Larkin used Loustaunau’s indication of “going” on a Facebook event for the protest as well as photos from the protest of a woman she thought was Loustaunau and Loustaunau’s Facebook profile picture to decide to charge her with conduct code violations, according to Loustaunau. …
11/3/2017: Facebook click led UO to charge grad student with disrupting Schill’s speech
Just when you thought the UO administration’s response to the student protest couldn’t get any more ridiculous, it does. Daily Emerald reporter Casey Crowley has the latest:
A University of Oregon student who was charged with student conduct code violations for participating in a demonstration on Oct. 6 says she was not at the protest.
… “This is what I found particularly problematic, I did put attending on a Facebook event,” said [the UO grad student]. “Like everyone, I get sent a bunch of events. I put ‘attending’ to most of them randomly.”
So it seems that UO is paying staff (UOPD? DoS? VP for Communication?) to monitor the UO Student Collective’s Facebook site, and they used this student’s click mark to decide that she’d disrupted President Schill’s right to speak. Then they sent her a discipline letter. More from Crowley’s report:
In order to identify students to charge with conduct code violations, the conduct office looked at photos, videos and social media activity that was available, [UO spokesperson Tobin Klinger] said.
[The student] said she will contest the charges and go through an administrative conference, where she can present information so that the conduct office has a full understanding of the situation.
Presumably this also explains how Klinger was able to make his prejudicial statement to the Oregonian that “.. the demonstration actually violated university policy…” just 5 minutes after the protest ended. He knew the students were guilty, because he’d already read it on Facebook. This might raise a few entrapment issues?
I’ve read about thought-crime, and I saw a movie about pre-crime, but leave it to the UO administration to charge a student with the latest: Facebook-crime.
For the curious, here’s the UO Student Collective’s Facebook page. This may cost me my tenure, but I just clicked the “Like” box:
in the spirit of minority report
I think this is
Facebook pre-crime …
and yes, its beyond asinine
So despite a complete absence of evidence that she did anything wrong, this student is going to have to formally contest bogus disciplinary charges as though they were substantive. How Kafkaesque. I wonder what would happen if she did nothing and just ignored this for-show witch-hunt nonsense.
Kafkaesque, really? Come on man.
Yes really. If this isn’t Kafka-esque then I don’t know what is. Better yet, read Kafka.
I’m not a lawyer and I don’t play on on TV, but this certainly seems like a government (the UO) effort to stifle free speech (posting on FB).

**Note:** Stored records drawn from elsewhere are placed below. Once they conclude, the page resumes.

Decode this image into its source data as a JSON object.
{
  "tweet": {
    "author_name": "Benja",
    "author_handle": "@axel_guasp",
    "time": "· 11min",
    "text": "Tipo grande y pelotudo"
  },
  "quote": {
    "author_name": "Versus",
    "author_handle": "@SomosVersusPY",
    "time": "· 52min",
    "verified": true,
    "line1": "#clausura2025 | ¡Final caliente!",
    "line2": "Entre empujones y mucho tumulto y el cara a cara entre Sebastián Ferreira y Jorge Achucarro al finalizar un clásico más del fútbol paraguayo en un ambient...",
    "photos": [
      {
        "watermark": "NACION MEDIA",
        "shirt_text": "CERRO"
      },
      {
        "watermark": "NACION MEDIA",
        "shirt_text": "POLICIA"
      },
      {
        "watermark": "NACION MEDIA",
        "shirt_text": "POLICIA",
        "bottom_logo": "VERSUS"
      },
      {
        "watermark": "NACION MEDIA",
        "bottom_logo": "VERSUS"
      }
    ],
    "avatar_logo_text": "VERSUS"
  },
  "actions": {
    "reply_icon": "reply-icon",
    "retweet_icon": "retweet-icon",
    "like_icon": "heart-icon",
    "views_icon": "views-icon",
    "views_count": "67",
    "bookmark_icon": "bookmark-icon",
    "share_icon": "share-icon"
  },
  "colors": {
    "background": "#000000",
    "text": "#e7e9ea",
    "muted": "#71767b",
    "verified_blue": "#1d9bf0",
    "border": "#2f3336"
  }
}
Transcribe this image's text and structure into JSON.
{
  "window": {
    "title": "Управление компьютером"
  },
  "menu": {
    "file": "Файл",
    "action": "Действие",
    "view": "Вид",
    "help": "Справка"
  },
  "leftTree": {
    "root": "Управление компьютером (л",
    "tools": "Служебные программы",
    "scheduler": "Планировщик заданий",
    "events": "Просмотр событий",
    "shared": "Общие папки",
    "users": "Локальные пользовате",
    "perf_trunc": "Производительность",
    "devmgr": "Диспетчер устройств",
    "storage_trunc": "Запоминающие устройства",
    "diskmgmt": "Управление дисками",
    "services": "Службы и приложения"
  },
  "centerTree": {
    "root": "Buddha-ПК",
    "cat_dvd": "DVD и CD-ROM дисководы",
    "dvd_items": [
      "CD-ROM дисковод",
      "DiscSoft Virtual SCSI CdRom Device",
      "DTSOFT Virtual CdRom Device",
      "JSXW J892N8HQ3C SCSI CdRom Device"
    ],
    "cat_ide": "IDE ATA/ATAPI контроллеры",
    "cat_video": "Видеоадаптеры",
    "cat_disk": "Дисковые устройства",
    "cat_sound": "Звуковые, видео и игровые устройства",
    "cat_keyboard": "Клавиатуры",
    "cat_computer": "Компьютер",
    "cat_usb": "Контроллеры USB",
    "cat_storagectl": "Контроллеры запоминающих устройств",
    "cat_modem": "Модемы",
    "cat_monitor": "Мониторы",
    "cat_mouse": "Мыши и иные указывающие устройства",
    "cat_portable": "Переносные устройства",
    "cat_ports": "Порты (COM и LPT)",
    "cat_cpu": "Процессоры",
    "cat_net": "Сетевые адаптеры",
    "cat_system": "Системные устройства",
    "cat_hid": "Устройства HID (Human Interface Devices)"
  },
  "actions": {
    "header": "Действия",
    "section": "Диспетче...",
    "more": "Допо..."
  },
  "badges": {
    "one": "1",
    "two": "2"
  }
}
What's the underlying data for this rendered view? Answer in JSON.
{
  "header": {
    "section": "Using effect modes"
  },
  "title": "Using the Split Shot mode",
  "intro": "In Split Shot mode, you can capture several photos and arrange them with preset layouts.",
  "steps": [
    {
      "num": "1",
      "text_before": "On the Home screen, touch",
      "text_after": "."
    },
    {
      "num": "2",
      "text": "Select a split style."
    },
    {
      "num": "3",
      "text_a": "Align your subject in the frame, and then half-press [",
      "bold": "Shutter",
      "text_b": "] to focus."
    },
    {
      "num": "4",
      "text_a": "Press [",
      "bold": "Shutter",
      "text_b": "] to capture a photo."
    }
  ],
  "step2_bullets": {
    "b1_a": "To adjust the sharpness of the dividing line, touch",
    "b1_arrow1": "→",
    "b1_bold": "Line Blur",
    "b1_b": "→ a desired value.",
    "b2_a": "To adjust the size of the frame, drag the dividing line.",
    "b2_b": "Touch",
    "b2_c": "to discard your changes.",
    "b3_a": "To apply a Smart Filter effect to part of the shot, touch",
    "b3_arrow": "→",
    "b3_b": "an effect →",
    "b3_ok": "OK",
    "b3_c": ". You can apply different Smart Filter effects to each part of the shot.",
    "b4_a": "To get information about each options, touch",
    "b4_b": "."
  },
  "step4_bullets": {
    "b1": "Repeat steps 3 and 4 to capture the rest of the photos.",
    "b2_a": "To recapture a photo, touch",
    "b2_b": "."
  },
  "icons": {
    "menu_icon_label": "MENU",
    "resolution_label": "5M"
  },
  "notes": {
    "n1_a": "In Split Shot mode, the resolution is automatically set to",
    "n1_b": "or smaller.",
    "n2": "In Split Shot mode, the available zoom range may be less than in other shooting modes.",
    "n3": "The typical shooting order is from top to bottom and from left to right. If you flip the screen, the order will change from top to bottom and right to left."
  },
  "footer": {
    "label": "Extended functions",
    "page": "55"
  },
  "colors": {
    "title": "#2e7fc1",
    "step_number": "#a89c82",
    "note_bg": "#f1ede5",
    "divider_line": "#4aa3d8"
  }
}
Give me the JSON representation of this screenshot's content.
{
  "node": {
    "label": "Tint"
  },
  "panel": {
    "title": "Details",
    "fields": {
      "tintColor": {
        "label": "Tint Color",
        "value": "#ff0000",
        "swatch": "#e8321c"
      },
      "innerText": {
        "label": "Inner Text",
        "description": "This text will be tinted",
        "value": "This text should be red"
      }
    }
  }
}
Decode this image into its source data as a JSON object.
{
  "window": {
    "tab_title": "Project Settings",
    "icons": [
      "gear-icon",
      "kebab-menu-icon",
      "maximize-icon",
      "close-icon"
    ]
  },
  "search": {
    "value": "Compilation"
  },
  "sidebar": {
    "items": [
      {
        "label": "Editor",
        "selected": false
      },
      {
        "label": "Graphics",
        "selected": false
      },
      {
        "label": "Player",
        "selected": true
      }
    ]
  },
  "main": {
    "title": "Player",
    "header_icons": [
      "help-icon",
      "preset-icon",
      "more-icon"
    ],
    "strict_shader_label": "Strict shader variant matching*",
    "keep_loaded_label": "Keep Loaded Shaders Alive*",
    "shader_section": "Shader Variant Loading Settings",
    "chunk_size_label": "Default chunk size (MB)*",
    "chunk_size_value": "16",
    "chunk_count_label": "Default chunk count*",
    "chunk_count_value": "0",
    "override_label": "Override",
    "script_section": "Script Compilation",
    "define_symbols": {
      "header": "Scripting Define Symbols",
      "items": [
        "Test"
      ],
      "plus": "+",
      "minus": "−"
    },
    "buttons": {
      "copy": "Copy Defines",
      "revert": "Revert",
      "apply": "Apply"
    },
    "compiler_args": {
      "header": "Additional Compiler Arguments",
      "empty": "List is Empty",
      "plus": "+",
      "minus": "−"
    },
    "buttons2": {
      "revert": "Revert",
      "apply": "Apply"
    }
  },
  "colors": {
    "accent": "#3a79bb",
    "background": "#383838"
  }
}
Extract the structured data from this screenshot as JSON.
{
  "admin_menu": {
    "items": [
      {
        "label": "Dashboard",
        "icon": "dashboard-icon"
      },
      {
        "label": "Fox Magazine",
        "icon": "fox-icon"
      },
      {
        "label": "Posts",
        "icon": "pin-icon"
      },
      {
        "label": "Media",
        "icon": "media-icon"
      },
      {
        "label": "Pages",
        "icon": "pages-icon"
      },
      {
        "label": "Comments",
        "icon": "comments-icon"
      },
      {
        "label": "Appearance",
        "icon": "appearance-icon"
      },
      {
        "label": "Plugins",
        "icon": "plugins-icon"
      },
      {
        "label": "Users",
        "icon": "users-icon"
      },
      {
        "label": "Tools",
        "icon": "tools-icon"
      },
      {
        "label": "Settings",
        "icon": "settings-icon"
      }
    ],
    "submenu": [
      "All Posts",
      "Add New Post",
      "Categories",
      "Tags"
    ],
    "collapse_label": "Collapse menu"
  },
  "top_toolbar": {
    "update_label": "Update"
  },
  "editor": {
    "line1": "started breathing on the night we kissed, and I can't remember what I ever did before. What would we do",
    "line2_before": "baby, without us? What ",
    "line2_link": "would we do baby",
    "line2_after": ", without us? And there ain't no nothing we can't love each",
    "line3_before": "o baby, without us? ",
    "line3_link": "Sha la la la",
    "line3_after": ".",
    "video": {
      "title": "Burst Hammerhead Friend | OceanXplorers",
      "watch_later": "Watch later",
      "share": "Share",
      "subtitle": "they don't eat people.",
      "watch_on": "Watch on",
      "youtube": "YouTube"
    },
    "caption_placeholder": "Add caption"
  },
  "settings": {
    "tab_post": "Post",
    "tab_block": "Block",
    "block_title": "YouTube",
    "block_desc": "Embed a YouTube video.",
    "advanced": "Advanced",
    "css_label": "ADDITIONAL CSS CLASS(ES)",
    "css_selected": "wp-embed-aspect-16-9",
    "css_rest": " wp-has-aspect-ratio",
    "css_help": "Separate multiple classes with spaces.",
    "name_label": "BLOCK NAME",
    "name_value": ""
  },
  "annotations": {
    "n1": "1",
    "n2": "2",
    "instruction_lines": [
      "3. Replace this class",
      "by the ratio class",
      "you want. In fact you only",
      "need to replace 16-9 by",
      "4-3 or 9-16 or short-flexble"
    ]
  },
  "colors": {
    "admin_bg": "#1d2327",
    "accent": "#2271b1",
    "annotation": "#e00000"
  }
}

Maybe time to get the ACLU involved? Seems like a real lawyer might be able to get this student’s tuition paid for the rest of her UO career with the right lawsuit.
I think we’ve unearthed the real crime here:
“She said that she attends less than 10 percent of Facebook events that she marks attending on.”
Let he among you that has never skipped a committee meeting be the first to defriend her.
Always nice to get the New Testament perspective on things!
This was taken from the athletics dept playbook, where they closely monitor all social media activity. Scodux!